Mouen Tola, head of CLEC’s Labor Program Unit, said that a CLEC investigation was ongoing but he suspected the recent spate of mass faintings was due to overworked employees as factories push their workers to complete more orders prior to the Khmer New Year holidays, which run from April 13 to 16. Forced overtime has been cited by numerous workers rights’ advocates as a reason behind the series of mass faintings that have afflicted Cambodia’s $4 billion garment and footwear export industry over the past year.
GMAC’s Loo denied this. “Khmer New Year occurs every year and Sabrina has been here for more than 10 years. It would be stupid and unbelievable for them not to plan a schedule ahead of time,” he said.
It was not clear why the factory was in operation today: The Phnom Penh Post reported that government officials had ordered that the factory be closed for two days on Thursday in order to clean up the ventilation system.

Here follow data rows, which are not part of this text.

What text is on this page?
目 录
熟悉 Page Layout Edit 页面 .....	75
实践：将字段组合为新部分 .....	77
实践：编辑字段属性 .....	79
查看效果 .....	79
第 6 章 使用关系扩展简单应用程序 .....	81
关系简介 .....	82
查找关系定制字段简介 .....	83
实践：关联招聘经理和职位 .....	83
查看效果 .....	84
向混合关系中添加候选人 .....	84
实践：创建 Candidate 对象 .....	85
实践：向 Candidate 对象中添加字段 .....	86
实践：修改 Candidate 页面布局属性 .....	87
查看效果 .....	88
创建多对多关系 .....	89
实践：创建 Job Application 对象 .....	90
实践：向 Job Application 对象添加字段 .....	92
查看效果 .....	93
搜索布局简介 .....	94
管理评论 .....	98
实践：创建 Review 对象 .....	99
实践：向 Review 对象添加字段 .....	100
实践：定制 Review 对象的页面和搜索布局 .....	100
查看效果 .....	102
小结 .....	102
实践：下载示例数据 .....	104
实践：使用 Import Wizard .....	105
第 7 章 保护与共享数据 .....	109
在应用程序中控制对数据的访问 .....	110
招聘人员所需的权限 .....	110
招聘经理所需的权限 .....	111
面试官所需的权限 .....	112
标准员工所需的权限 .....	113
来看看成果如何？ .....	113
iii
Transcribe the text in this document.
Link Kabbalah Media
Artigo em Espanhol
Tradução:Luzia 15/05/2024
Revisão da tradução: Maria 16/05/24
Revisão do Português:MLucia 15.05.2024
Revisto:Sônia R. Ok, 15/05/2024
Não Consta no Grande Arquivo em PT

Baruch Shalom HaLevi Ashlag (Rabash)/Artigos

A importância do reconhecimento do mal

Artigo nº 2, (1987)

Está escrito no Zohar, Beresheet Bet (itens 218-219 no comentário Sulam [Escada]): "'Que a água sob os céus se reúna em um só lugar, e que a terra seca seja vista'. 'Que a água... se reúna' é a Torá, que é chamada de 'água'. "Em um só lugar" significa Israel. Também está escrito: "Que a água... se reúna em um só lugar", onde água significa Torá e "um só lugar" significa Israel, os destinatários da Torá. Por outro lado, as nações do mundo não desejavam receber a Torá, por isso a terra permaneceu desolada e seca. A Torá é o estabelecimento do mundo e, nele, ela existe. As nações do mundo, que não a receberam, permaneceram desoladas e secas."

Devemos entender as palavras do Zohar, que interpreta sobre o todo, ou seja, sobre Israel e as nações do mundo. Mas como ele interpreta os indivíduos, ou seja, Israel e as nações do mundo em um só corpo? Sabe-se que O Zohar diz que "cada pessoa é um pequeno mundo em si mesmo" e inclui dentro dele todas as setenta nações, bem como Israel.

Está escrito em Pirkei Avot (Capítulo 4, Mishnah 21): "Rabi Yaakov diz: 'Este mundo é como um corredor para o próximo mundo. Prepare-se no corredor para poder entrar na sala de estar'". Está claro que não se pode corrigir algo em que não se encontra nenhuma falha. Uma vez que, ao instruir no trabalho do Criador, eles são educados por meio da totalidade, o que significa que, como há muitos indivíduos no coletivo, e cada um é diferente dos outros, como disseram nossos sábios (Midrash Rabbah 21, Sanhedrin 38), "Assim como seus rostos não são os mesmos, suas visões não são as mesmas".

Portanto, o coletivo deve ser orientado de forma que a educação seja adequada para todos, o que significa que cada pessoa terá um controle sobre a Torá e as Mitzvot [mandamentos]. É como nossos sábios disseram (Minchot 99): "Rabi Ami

“Sabrina allowed workers to stay home yesterday [after Wednesday’s faintings] but they were asked to come back today,” said Tola in a phone interview. “They worked and then collapsed again.” Contacted after working hours today, the Cambodian Ministry of Labour & Vocational Training declined to make officials available for comment. Loo was not able to comment on this matter.